Along with other students and their sibs, Cho and Dinovelli participated in workshops and outdoor games Saturday as part of the Korean American Students of Yale’s Adopted Friends Picnic, an event the group has hosted each semester for the past 11 years.

The picnic, which KASY members organize to teach adopted Korean children more about their heritage, brought together 50 KASY volunteers and 72 adopted children and their families, KASY community chair Hanna Baek ’06 said.

“This is my favorite event in the semester,” she said.

Parent Patricia Caron said she found out about the picnic from her adoption agency and decided to return to campus with her two adopted children after attending the event last semester.

“It’s a great way for them to get introduced to some other Korean activities and see other kids that look like them,” Caron said.

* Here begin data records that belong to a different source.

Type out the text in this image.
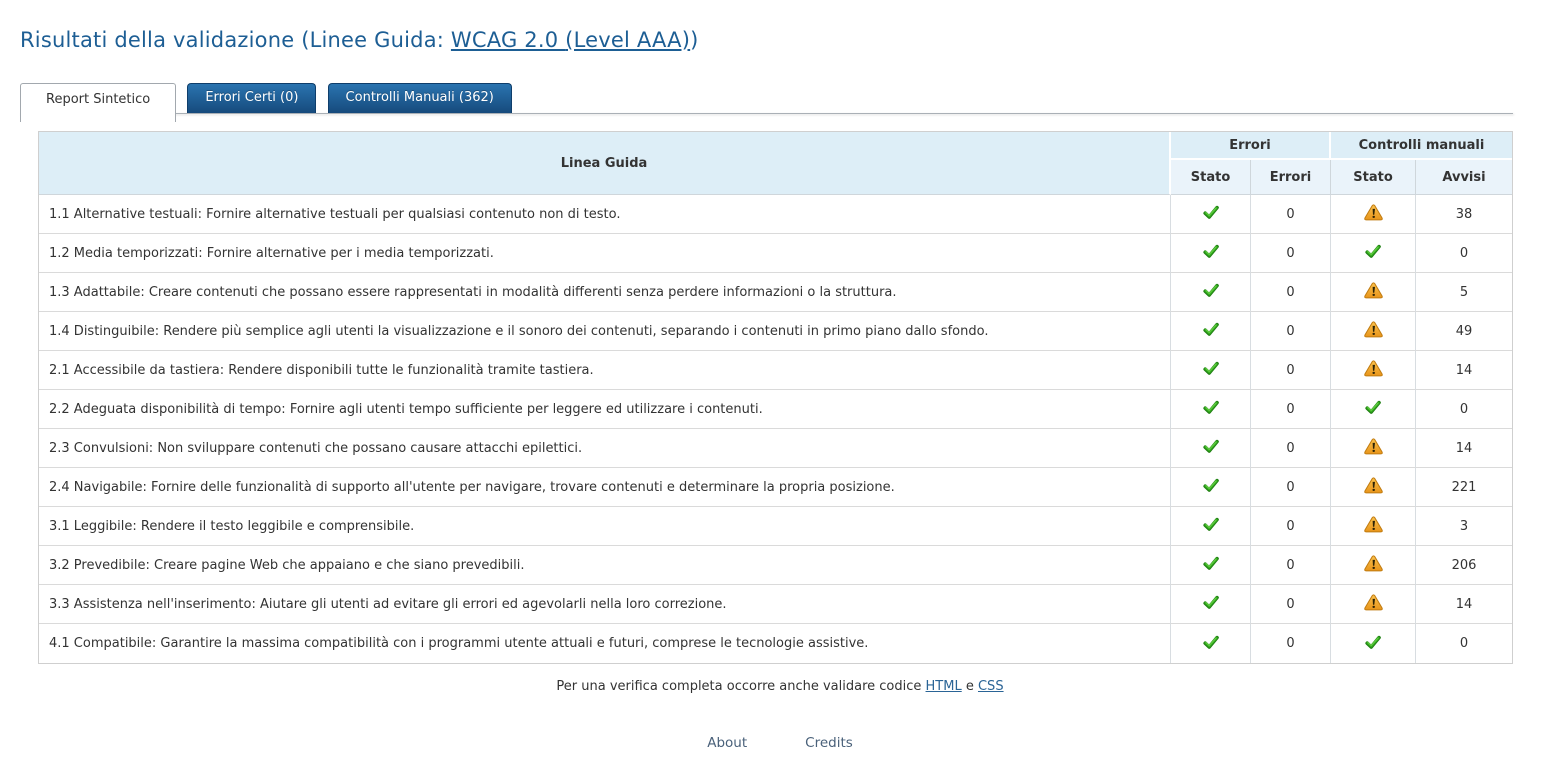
Risultati della validazione (Linee Guida: WCAG 2.0 (Level AAA))
Report Sintetico	Errori Certi (0)	Controlli Manuali (362)
Linea Guida	Errori		Controlli manuali	
	Stato	Errori	Stato	Avvisi
1.1 Alternative testuali: Fornire alternative testuali per qualsiasi contenuto non di testo.		0		38
1.2 Media temporizzati: Fornire alternative per i media temporizzati.		0		0
1.3 Adattabile: Creare contenuti che possano essere rappresentati in modalità differenti senza perdere informazioni o la struttura.		0		5
1.4 Distinguibile: Rendere più semplice agli utenti la visualizzazione e il sonoro dei contenuti, separando i contenuti in primo piano dallo sfondo.		0		49
2.1 Accessibile da tastiera: Rendere disponibili tutte le funzionalità tramite tastiera.		0		14
2.2 Adeguata disponibilità di tempo: Fornire agli utenti tempo sufficiente per leggere ed utilizzare i contenuti.		0		0
2.3 Convulsioni: Non sviluppare contenuti che possano causare attacchi epilettici.		0		14
2.4 Navigabile: Fornire delle funzionalità di supporto all'utente per navigare, trovare contenuti e determinare la propria posizione.		0		221
3.1 Leggibile: Rendere il testo leggibile e comprensibile.		0		3
3.2 Prevedibile: Creare pagine Web che appaiano e che siano prevedibili.		0		206
3.3 Assistenza nell'inserimento: Aiutare gli utenti ad evitare gli errori ed agevolarli nella loro correzione.		0		14
4.1 Compatibile: Garantire la massima compatibilità con i programmi utente attuali e futuri, comprese le tecnologie assistive.		0		0
Per una verifica completa occorre anche validare codice HTML e CSS
About	Credits
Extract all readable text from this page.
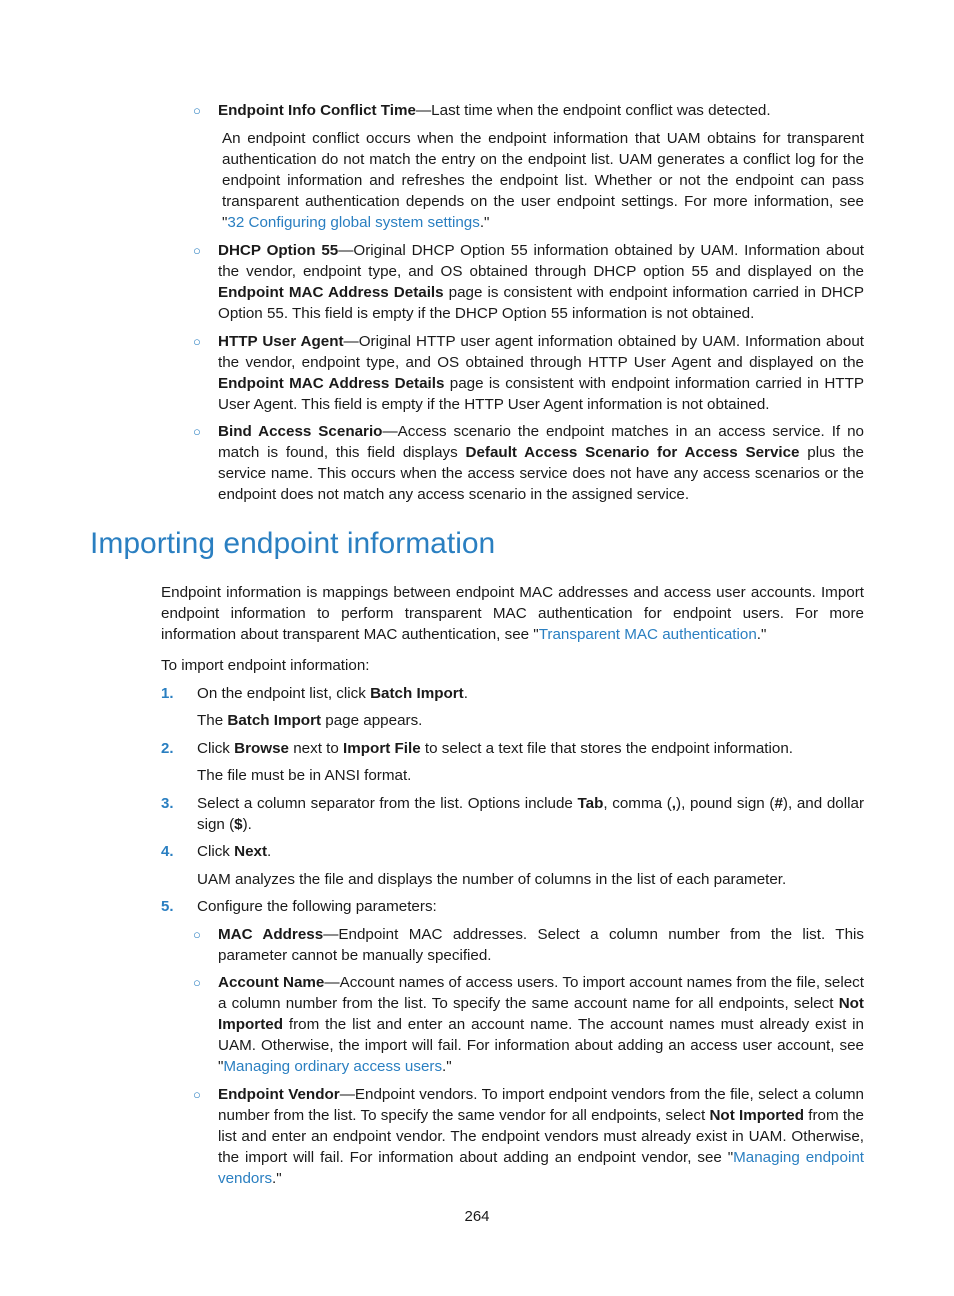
○ Endpoint Info Conflict Time—Last time when the endpoint conflict was detected.
An endpoint conflict occurs when the endpoint information that UAM obtains for transparent authentication do not match the entry on the endpoint list. UAM generates a conflict log for the endpoint information and refreshes the endpoint list. Whether or not the endpoint can pass transparent authentication depends on the user endpoint settings. For more information, see "32 Configuring global system settings."
○ DHCP Option 55—Original DHCP Option 55 information obtained by UAM. Information about the vendor, endpoint type, and OS obtained through DHCP option 55 and displayed on the Endpoint MAC Address Details page is consistent with endpoint information carried in DHCP Option 55. This field is empty if the DHCP Option 55 information is not obtained.
○ HTTP User Agent—Original HTTP user agent information obtained by UAM. Information about the vendor, endpoint type, and OS obtained through HTTP User Agent and displayed on the Endpoint MAC Address Details page is consistent with endpoint information carried in HTTP User Agent. This field is empty if the HTTP User Agent information is not obtained.
○ Bind Access Scenario—Access scenario the endpoint matches in an access service. If no match is found, this field displays Default Access Scenario for Access Service plus the service name. This occurs when the access service does not have any access scenarios or the endpoint does not match any access scenario in the assigned service.
Importing endpoint information
Endpoint information is mappings between endpoint MAC addresses and access user accounts. Import endpoint information to perform transparent MAC authentication for endpoint users. For more information about transparent MAC authentication, see "Transparent MAC authentication."
To import endpoint information:
1. On the endpoint list, click Batch Import.
The Batch Import page appears.
2. Click Browse next to Import File to select a text file that stores the endpoint information.
The file must be in ANSI format.
3. Select a column separator from the list. Options include Tab, comma (,), pound sign (#), and dollar sign ($).
4. Click Next.
UAM analyzes the file and displays the number of columns in the list of each parameter.
5. Configure the following parameters:
○ MAC Address—Endpoint MAC addresses. Select a column number from the list. This parameter cannot be manually specified.
○ Account Name—Account names of access users. To import account names from the file, select a column number from the list. To specify the same account name for all endpoints, select Not Imported from the list and enter an account name. The account names must already exist in UAM. Otherwise, the import will fail. For information about adding an access user account, see "Managing ordinary access users."
○ Endpoint Vendor—Endpoint vendors. To import endpoint vendors from the file, select a column number from the list. To specify the same vendor for all endpoints, select Not Imported from the list and enter an endpoint vendor. The endpoint vendors must already exist in UAM. Otherwise, the import will fail. For information about adding an endpoint vendor, see "Managing endpoint vendors."
264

KASY President Hydie Kim ’06 said the picnic was funded by donations from local venues and proceeds from the suggested $15 registration fee. Participants in the picnic activities varied in age from nine months to 17 years old, but most were four to 10 years old.

At the picnic, participants had the opportunity to play the Korean board game Yutnori, take calligraphy lessons from graduate students, and get Polaroid pictures taken in one of 30 to 40 traditional Korean “hanboks,” or robes, Kim said.

Parents at the picnic attended a panel discussion with three recently graduated adopted Korean Americans and watched a documentary on the experience of child adoption. After the screening, members of KMA and the Yale Korean Graduate Student Association led a Korean dumpling cooking lesson for the parents while the children played with their big sibs.

The afternoon’s activities concluded with a talent and fashion show, which featured knock-knock jokes by Robert Lewis-Zimmerman, 7, an origami lesson by Marisaa Pomerantz, 9, and a karate demonstration by Dinovelli.

Cho has participated in the event for each of his eight semesters at Yale.

“It’s some of the most meaningful eight days that you’ll spend here,” Cho said.

Cho said he has enjoyed the opportunity to watch Dinovelli grow during the past few years. Dinovelli has shared with Cho his progress in karate — he has earned higher-level belts — and math –Êhe has moved past addition to multiplication.

Chang Kim ’07 helped his sib Jacob Ferrarr, 5, blow bubbles at the picnic. Ferrarr said this was his favorite activity because he liked picking up the bubbles with the plastic bubble-maker.

Baek said Korea has one of the fourth largest markets for adoption, a situation that emerged after the Korean War left a large number of children orphaned in the 1950s. She said one reason for the current situation is that Korean women who are pregnant out of wedlock often decide to give their children up for adoption because of the stigma associated with illegitimacy in the country.